Today’s post and podcast are especially for Eating in America’s paid subscribers and supporters, who I thank deeply.
The fascinating and despicable colonial history of our most beloved drug’s most beloved delivery agent, I’m talking about caffeine and the way we most like to take it, that is in coffee, is told in Coffeeland by Augustine Sedgewick.

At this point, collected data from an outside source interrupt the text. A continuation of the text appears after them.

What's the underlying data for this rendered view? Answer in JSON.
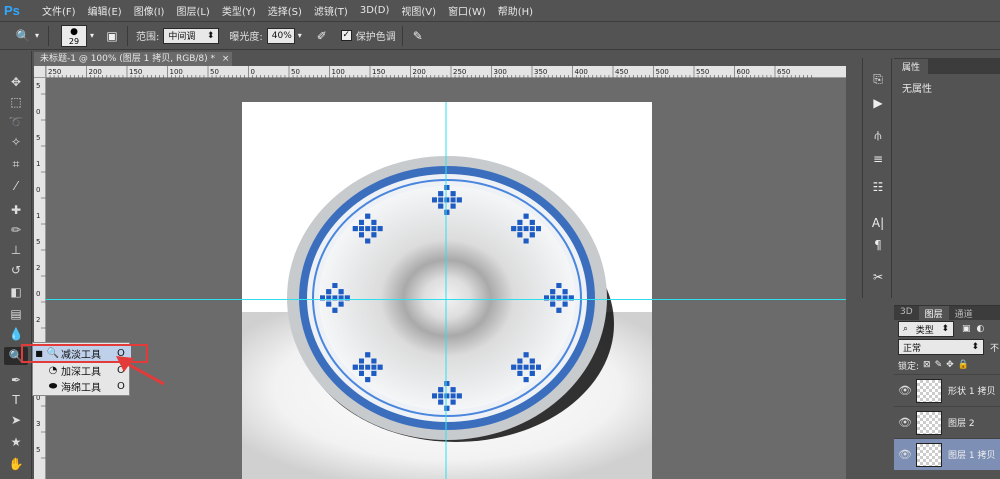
{
  "app": {
    "logo": "Ps"
  },
  "menu": [
    "文件(F)",
    "编辑(E)",
    "图像(I)",
    "图层(L)",
    "类型(Y)",
    "选择(S)",
    "滤镜(T)",
    "3D(D)",
    "视图(V)",
    "窗口(W)",
    "帮助(H)"
  ],
  "options": {
    "brush_size": "29",
    "range_label": "范围:",
    "range_value": "中间调",
    "exposure_label": "曝光度:",
    "exposure_value": "40%",
    "protect_label": "保护色调"
  },
  "document": {
    "tab_title": "未标题-1 @ 100% (图层 1 拷贝, RGB/8) *",
    "close": "×"
  },
  "ruler_h_labels": [
    "250",
    "200",
    "150",
    "100",
    "50",
    "0",
    "50",
    "100",
    "150",
    "200",
    "250",
    "300",
    "350",
    "400",
    "450",
    "500",
    "550",
    "600",
    "650"
  ],
  "ruler_v_labels": [
    "5",
    "0",
    "5",
    "1",
    "0",
    "1",
    "5",
    "2",
    "0",
    "2",
    "5",
    "3",
    "0",
    "3",
    "5"
  ],
  "flyout": [
    {
      "label": "减淡工具",
      "key": "O",
      "icon": "dodge-icon",
      "active": true
    },
    {
      "label": "加深工具",
      "key": "O",
      "icon": "burn-icon",
      "active": false
    },
    {
      "label": "海绵工具",
      "key": "O",
      "icon": "sponge-icon",
      "active": false
    }
  ],
  "properties": {
    "tab": "属性",
    "body": "无属性"
  },
  "layers": {
    "tabs": [
      "3D",
      "图层",
      "通道"
    ],
    "filter": "类型",
    "blend": "正常",
    "opacity_short": "不",
    "lock_label": "锁定:",
    "items": [
      {
        "name": "形状 1 拷贝",
        "selected": false
      },
      {
        "name": "图层 2",
        "selected": false
      },
      {
        "name": "图层 1 拷贝",
        "selected": true
      }
    ]
  },
  "colors": {
    "accent_blue": "#3b6fbe",
    "guide": "#2ee0ef",
    "highlight_red": "#e33a3a"
  }
}
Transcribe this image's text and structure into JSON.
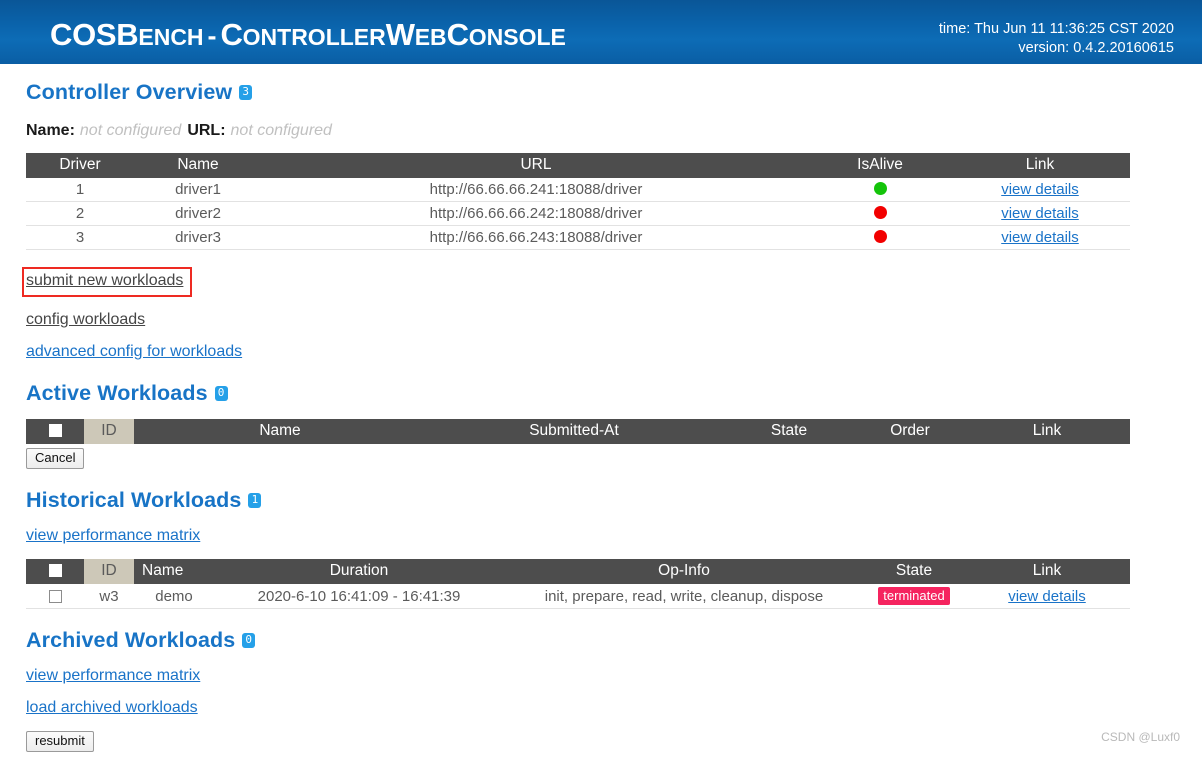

You could argue that sugar is actually our most beloved drug. David Kessler explains how sugar triggers our reward circuits and is addictive in Diet, Drugs, and Dopamine. I wonder what we can learn about the addictive qualities of ultraprocessed food and why we are not to blame for the eating behaviors brought on by our food environment, and so David Kessler’s book is essential reading. The GLP-1s like Zepbound and Ozempic hold a lot of promise as a fix, although not a cure, for obesity, and they offer benefits for other chronic diseases and disorders. Kessler, a GLP-1 user like me and a doctor, discusses the drugs from a clinical perspective.
On the topic of the biological workings of healthy and unhealthy food, Julia Belluz and Kevin Hall provide a valuable and digestible look at the science in the new book Food Intelligence. I like that I’m in harmony with them in singing the hymn that it is not our lack of willpower that is causing endemic unhealthy eating, it is the food system working as Big Food designed it.
I am fascinated how three addictive substances on the milder side have so taken over the behaviors of so many people over centuries and have parallel histories involving human slavery or near-slavery: tobacco, sugar, and coffee. We might be a little familiar with tobacco and sugar slavery. They were a part of U.S. history. The Central American coffee plantations of the late 19th century bound indigenous people to the work of the plantation by keeping them in hunger. Only if they worked on the plantation could they get fed. Sundays in that Catholic society were not just a day of rest, they were a day of hunger.
I talk in Eating in America about how and why we consume tobacco, sugar, and coffee today, but I feel compelled to understand how the global addiction to them was made possible by the millions of people brutally enslaved or bound to plantations to produce them. Sugar slavery is an immense part of Cuba’s history, so I’m reading Ada Ferrer’s An American History of Cuba.
And also my brother teaches in Cuba (and throughout South America) every year. His new book Working with Actors is in my stack because Stephen Bayly is my wonderful brother and the book is great.
Chef José Andrés’ Change the Recipe, seems to be about how cooking and serving food are acts of love and generosity but more importantly metaphors for how to live a life of love and generosity and efficacy.